November 05, 2003

The Situationist's new Bablyon


"Town planning is not industrial design, the city is not a functional object, aesthetically sound or otherwise; the city is an artificial landscape built by human beings in which the adventure of our life unfolds.” Constant Nieuwenhuys, 1960

The Situationist response to the city of the commodity and spectacle is a dreaming of the city of tomorrow. The ludic or recreational city is premised on the socialisation of the ground and the complete automation of the production. In this utopia we don't have to work, can lead a nomadic existence and one can live fully as creative beings. Only then can we become a homo ludens.

That is utopian rupture from the old modernist form follows function ethos. The Situationist vision is called the New Babylon. It is a utopian scheme for a new mode of dwelling and new society by Constant A. Nieuwenhuis. It exists in the form of a series of maquettes, charts, sketches and paintings. It is hard to get a sense of an urban life of play in the recreational city from images such as this:
Newbabylon1.jpg

or even this:

Newbabylon2.jpg
Constant attained a prominent position in the world of experimental architecture in the 1960s', but this influence faded and New Bablyon as a situationist city has been forgotten by urban designers. Constant stopped working on the project in 1974 and turned to painting.

These images are from the first large presentation of the New Babylon project since 1974 at Witte de With, (21 November 1998 to 10 January 1999). A monograph associated with the exhibition was produced. A symposium on Contant's New Bablyon was held in 2000. The forementioned exhibition contains images such as these:
Architecturebabylon1.jpg Architecturebabylon2.jpg

It is hard to make out what this city of play would be like from such images.

The exhibition notes, however, give us some pathways that allow us to get into the project. They say that :


"New Babylon envisages a society of total automation in which the need to work is replaced with a nomadic life of creative play, in which traditional architecture has disintegrated along with the social institutions that it propped up. A vast network of enormous multilevel interior spaces propagates to eventually cover the planet. These interconnected "sectors" float above the ground on tall columns. While vehicular traffic rushes underneath and air traffic lands on the roof, the inhabitants drift by foot through the huge labyrinthine interiors, endlessly reconstructing the atmospheres of the spaces. Every aspect of the environment can be be controlled and reconfigured spontaneously. Social life becomes architectural play. Architecture becomes a flickering display of interacting desires."

New Babylon is now a historical artifact. As an artifact, New Babylon is less a practical, useful, ‘real’ piece of architecture and more a series of texts of a philosopher/artist designed to stimulate our thinking about urban form and life; a work of art about architecture and about architects. It's open ended overlapping texts breaks with the modernist iconoclast architect who is hailed as hero while the trend-followers are summarily dismissed.

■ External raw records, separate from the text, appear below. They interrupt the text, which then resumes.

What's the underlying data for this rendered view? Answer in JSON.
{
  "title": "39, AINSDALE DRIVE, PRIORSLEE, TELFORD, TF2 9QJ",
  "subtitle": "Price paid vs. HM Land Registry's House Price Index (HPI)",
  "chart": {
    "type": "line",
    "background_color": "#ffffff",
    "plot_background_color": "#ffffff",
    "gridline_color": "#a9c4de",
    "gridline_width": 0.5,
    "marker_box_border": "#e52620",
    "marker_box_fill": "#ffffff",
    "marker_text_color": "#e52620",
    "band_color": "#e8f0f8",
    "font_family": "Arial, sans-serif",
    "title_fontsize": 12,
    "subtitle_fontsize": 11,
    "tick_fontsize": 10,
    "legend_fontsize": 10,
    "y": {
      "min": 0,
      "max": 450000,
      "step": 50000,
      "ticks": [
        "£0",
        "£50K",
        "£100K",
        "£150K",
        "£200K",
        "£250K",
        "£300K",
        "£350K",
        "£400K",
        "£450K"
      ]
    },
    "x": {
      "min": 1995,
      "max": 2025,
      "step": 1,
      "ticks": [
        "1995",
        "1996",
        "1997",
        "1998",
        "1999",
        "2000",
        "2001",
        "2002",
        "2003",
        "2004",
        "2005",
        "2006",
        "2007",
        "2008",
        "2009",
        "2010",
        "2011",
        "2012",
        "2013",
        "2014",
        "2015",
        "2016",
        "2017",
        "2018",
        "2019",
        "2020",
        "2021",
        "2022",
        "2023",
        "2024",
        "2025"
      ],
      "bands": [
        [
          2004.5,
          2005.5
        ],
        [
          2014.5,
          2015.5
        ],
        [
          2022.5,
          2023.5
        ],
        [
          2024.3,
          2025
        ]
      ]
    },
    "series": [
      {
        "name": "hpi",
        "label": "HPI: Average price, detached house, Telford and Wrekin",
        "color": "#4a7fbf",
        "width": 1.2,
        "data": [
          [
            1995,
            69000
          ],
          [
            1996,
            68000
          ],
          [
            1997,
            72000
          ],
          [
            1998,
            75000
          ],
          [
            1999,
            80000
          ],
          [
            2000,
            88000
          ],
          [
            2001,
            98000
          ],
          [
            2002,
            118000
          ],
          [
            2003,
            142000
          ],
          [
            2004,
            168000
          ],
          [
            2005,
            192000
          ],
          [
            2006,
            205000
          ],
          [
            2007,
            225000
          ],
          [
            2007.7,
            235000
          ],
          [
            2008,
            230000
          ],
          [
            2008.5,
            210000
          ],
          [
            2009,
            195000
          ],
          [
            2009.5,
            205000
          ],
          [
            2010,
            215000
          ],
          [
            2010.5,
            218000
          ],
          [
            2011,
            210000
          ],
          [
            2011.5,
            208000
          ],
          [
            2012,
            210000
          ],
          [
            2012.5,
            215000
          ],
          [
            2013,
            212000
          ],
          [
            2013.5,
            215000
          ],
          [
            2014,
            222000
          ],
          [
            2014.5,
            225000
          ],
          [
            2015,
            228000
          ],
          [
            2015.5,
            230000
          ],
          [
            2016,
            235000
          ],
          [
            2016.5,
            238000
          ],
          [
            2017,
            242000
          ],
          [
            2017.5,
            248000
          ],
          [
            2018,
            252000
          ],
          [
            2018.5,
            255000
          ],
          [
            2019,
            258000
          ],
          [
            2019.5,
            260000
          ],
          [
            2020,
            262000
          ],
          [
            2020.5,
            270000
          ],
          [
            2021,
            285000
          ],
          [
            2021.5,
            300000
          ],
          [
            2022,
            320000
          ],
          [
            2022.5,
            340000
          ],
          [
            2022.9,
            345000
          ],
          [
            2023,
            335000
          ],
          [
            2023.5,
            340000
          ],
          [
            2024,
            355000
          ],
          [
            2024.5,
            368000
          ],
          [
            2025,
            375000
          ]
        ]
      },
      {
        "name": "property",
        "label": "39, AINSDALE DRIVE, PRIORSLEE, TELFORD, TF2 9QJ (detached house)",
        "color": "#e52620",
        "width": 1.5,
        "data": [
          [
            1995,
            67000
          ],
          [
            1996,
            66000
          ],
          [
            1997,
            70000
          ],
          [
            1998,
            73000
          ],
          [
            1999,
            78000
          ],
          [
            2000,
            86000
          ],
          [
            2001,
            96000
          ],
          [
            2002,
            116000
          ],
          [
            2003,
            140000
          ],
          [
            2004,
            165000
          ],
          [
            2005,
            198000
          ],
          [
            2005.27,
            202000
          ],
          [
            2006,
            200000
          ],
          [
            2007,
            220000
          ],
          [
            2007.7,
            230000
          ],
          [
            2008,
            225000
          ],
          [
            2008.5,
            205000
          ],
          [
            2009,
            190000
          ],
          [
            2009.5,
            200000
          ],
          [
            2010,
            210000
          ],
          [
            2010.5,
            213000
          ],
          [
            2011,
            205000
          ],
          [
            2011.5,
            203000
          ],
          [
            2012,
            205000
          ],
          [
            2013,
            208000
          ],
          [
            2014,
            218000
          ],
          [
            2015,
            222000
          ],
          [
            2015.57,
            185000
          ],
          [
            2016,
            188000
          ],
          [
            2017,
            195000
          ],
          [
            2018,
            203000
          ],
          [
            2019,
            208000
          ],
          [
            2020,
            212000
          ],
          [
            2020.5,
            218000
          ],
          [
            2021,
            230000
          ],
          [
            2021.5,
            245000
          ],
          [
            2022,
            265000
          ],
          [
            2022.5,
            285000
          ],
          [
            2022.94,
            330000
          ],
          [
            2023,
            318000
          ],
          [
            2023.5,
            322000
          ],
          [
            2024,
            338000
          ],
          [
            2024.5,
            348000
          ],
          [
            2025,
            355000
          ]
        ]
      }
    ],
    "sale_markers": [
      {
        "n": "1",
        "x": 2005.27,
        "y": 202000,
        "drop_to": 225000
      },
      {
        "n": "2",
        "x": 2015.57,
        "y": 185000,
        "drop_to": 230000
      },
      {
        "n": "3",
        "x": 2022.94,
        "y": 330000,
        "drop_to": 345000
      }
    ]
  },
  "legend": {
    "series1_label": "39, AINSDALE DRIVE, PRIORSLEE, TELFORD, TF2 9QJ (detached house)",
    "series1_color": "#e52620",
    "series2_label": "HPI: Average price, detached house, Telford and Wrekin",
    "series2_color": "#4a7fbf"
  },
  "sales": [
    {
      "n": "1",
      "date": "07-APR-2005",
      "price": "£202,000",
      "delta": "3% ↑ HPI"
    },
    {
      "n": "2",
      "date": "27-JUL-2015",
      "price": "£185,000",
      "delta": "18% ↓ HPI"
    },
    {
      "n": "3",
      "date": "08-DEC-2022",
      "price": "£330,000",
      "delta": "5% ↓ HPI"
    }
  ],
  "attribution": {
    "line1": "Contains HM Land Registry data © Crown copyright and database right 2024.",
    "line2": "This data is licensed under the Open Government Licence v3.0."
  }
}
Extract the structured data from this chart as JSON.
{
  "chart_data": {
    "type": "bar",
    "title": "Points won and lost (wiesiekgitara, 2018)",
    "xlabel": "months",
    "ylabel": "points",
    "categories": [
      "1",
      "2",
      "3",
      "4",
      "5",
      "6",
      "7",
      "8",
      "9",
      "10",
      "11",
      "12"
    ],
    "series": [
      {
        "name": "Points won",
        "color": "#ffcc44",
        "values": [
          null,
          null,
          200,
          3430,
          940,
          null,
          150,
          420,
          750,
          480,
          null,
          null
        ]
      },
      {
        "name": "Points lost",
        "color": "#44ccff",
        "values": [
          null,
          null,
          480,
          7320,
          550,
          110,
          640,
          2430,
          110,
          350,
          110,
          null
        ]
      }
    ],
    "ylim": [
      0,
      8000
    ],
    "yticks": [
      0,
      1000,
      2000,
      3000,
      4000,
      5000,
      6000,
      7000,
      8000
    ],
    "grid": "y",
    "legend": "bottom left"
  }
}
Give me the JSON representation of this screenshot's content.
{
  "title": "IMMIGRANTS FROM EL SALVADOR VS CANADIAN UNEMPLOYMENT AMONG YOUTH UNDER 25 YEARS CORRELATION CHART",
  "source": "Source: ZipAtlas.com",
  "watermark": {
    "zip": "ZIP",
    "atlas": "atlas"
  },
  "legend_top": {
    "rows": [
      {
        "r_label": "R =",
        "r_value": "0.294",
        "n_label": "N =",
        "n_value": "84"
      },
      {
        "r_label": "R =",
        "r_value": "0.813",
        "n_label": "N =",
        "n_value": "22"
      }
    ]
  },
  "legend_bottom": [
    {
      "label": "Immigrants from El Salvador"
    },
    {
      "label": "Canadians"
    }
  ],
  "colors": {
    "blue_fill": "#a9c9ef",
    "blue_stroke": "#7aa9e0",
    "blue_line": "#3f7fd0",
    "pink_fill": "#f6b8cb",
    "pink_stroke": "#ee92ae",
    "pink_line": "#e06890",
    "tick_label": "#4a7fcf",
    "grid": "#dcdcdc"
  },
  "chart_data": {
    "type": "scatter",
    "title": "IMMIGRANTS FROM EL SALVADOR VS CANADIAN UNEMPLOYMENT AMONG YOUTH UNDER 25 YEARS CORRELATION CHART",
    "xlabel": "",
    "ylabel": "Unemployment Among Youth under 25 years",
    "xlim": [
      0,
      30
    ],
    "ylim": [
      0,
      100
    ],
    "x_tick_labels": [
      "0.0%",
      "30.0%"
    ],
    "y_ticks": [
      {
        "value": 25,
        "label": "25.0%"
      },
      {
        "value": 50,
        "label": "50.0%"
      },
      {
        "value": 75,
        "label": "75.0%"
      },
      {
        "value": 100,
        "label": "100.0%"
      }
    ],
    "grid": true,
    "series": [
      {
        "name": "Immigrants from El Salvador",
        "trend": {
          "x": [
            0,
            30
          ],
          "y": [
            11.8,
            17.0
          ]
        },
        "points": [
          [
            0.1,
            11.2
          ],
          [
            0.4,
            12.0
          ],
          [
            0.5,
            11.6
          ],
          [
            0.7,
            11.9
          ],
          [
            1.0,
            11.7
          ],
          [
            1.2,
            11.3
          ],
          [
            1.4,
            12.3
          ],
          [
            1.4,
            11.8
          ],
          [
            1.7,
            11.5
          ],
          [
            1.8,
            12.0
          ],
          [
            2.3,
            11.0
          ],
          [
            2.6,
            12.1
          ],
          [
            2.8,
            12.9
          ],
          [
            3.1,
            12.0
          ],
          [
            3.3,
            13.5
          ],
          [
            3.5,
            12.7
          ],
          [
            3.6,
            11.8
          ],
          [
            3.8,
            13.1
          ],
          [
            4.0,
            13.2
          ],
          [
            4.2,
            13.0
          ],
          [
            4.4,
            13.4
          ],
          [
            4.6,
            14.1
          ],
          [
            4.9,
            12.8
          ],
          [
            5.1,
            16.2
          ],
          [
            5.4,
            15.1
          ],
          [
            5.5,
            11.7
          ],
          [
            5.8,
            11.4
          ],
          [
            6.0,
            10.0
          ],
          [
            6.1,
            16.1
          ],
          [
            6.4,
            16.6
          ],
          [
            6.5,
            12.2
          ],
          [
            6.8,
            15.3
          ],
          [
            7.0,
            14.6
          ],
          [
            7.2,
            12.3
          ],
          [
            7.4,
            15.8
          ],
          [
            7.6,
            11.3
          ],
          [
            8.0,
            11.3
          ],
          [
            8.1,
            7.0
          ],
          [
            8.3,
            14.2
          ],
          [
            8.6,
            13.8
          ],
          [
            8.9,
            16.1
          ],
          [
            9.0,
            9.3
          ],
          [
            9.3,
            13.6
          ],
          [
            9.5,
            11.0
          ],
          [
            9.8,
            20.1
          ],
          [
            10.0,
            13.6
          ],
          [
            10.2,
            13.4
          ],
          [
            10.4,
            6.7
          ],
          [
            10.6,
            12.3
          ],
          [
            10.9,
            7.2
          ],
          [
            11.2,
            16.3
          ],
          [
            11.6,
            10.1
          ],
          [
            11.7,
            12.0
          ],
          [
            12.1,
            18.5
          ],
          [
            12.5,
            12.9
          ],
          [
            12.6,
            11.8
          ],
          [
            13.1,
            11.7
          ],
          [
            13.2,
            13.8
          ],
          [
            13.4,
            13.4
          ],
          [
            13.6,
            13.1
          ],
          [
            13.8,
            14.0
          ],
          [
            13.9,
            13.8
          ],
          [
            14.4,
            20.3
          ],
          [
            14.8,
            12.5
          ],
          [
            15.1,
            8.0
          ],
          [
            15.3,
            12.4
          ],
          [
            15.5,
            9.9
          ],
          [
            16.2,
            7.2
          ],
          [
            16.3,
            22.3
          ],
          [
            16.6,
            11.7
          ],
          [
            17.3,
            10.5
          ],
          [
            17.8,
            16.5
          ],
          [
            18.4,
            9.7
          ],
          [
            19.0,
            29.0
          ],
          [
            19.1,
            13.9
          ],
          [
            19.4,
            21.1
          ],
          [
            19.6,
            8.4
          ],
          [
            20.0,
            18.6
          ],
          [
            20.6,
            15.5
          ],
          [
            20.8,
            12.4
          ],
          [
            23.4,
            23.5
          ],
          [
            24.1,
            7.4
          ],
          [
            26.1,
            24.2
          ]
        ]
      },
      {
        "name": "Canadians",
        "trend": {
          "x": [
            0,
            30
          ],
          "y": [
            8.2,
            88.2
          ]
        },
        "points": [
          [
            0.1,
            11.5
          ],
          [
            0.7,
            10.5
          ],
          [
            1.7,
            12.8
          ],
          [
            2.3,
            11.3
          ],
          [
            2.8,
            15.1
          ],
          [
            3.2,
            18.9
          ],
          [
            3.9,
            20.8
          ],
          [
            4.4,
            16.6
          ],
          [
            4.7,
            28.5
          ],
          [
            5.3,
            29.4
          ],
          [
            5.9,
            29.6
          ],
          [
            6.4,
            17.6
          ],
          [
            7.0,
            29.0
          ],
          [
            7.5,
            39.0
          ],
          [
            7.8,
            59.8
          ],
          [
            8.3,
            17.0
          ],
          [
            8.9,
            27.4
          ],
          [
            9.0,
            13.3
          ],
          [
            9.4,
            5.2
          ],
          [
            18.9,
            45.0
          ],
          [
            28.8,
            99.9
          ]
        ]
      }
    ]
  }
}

It's conception of urban levels is an interesting way deal with the polluting mechanized traffic/inhabitiant conflict that lies at the heart of the modernist city. It opens up critical perspectives on our urban present as we tried to free themselves from the ideological trappings of the modernist sixties and early seventies. It introduces the ‘recreational’ aspect of urban life, the changing nature of leisure in our cities and their relation to the public domain.
Architecturebabylon3.jpg

It is hard to place play at the centre of urban life because the legacy of the twilight years of heroic modernism still haunt us. We struggle to keep alive the ideas of the European avant garde as we come to understand how intrinsically political and covertly ideological is even today's architectural production and discourse.

Maybe there is critical architectural work (postmodern architecture) that borrows from New Babylon and the Situationist International.

Contant's representations about space may connect with current concerns with electronic space, can act as a stimulating reference point for our ongoing conversation about the strategic role of space in urban social life and connect with some strands of postmodern architecture that loosen up the tight form and function coupling in modernist architecture.

Why not develop plans, ideas, concepts, spaces and buildings for large left-over waste land for a counter city? Why not foster an urban revival that redefines the position and identity of a city in a wider regional, national and international contests that transgress the old barren functional schema (more carparks, office towers and shopping malls) of contemporary urban design?

Posted by Gary Sauer-Thompson at November 5, 2003 10:54 PM | TrackBack
Comments

Nieuwenhuis disavowed his New Babylon work later in life.

Posted by: on November 8, 2003 06:56 AM

Thanks.

I'll keep plugging away at the Situationist's New Babylon as much as I can.

I would to see what ideas were contained there and how useful they are for us today, now that we have moved away from modernist urban design.